What’s Good? What’s Bad?
- Sturdy material
- 360-degree, rotating clamp with micro-adjustability
- Accommodates 1″ – 2.75″ diameter tubes
- Rubber on inside to prevent scratching the bike frame
- Grooves on the inside to keep cables that are secured to the bike frame from pinching
- 66 lb carry capacity
- In my test, it was able to hold 86 lbs without any problems
- Height adjustable: 39″ – 61″
- Folded: 45″ L x 14″ W x 9.5″ H
- Unfolded: 27.5″ L x 52.5″ W
- 39″ H at its lowest height
- 61″ H when Climbing Assembly tube is raised to its “Max” marker (do not extend beyond that)
- Simple assembly
- Fast takedown
- Folds slim for less storage space
- Pleasant, blue color
- No tool tray accessory available
- Does not fold 100% flat
- Assembly instructions missing two clarifying steps (see ASSEMBLY section below)

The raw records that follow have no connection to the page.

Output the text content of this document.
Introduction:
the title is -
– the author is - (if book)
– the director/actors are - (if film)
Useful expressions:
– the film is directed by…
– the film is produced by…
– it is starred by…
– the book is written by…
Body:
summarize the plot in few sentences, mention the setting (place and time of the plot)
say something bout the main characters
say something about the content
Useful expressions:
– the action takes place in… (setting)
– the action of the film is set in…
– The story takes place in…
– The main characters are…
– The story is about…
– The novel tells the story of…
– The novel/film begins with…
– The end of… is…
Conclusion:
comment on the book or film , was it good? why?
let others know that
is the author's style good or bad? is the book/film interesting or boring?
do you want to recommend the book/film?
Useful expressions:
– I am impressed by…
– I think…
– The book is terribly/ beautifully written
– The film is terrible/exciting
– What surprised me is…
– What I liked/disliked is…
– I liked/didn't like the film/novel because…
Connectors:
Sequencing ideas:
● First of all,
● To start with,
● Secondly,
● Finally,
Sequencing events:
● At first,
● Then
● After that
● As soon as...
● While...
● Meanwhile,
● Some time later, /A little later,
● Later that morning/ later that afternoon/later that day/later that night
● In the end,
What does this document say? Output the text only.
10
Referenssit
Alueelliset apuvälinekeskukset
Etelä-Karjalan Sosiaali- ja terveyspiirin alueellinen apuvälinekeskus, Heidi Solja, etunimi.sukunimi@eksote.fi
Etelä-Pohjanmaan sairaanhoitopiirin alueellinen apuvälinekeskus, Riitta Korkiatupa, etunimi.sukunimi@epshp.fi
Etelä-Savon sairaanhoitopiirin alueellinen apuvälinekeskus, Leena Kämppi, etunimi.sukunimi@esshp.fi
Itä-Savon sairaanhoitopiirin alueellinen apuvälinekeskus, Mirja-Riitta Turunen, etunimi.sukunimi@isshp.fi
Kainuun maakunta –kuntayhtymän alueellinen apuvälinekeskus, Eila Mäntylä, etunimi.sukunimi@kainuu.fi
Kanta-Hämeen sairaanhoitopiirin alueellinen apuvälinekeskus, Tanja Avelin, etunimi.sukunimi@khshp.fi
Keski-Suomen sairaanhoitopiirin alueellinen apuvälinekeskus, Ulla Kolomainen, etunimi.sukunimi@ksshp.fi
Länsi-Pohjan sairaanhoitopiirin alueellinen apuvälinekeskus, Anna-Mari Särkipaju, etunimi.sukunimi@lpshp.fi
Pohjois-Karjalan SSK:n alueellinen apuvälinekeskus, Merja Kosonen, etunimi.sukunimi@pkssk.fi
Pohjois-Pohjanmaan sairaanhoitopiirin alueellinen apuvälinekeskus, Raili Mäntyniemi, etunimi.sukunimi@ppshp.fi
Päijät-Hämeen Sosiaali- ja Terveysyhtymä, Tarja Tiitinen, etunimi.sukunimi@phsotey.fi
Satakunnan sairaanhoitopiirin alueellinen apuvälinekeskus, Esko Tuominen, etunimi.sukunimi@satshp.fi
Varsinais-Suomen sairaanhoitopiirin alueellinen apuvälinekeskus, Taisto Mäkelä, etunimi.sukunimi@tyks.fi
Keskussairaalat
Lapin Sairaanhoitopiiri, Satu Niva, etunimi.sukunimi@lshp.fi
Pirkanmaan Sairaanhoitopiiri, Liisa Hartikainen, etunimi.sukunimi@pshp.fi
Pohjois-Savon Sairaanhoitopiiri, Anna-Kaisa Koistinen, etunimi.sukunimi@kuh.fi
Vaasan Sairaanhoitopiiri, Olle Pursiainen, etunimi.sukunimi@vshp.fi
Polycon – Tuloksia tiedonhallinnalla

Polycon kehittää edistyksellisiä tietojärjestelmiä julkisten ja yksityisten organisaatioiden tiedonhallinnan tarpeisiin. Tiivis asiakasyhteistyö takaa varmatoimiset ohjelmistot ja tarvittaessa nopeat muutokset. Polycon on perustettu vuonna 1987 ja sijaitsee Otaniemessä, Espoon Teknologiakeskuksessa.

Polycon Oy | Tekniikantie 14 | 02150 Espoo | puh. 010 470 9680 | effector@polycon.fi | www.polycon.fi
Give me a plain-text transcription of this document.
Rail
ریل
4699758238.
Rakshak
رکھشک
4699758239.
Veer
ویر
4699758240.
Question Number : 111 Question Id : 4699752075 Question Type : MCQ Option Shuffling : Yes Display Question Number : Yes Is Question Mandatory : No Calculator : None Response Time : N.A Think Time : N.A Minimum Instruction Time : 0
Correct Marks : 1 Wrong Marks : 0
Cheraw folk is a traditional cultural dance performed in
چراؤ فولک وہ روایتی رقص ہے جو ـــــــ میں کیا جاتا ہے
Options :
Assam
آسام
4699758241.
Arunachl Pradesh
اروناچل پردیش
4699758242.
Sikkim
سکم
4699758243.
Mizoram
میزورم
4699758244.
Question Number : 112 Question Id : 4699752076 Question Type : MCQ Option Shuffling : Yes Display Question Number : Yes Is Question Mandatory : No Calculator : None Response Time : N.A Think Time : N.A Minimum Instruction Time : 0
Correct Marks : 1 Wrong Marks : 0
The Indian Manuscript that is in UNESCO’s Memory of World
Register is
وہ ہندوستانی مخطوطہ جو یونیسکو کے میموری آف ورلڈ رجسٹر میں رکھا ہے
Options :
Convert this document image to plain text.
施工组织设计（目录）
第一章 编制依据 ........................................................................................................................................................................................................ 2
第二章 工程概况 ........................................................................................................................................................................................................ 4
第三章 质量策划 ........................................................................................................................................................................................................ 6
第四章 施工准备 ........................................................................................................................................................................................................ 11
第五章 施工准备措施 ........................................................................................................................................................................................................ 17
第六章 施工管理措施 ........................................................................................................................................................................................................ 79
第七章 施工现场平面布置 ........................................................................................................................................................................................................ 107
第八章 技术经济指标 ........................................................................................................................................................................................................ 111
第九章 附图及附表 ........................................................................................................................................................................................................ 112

The instruction guide was very easy to follow. Really. There are just two steps that I believe would help clarify assembly better and make it more fool-proof to go along with.
- Stopper at the bottom of the Base Stand (YELLOW arrow in image) needs to be situated below the knob
- When connecting the Base Stand and Climbing Assembly tubes, the two, black plastics (PINK/GREEN arrows in image) must each be attached to their respective tubes
- GREEN part is permanently mounted to the top of the Base Stand‘s tube and is held in place by a screw
- PINK part is then used to lock the Climbing Assembly tube in place by simply tightening the knob
- I initially had both the GREEN and PINK parts (black plastic) erroneously attached to just the Climbing Assembly tube
You can secure the bicycle to the clamp in one of these ways:
- Top (horizontal) tube
- Down tube (most commonly associated with women bikes when females used to primarily wear long skirts)
- Seat post
The clamp can accommodate tubes of 1″ – 2.75″ in diameter.
Taking down the bike stand was simple:
- Loosen the Climbing Assembly knob so the top tube could be lowered into the Base Stand
- Loosen the knob at the bottom of the Base Stand (above the Stopper) to allow the Climbing Assembly to fold down towards the ground
Store in a dry place. In my garage, I run a bungee cord through the clamp neck and attached it to a stud in the wall to prevent it from tipping over and causing injury to our children.
The SereneLife SLBKRS3 is a pricey stand. It is very sturdy and has been saving my sanity and body from pain and frustration. I like it a LOT! Now, let’s get out biking!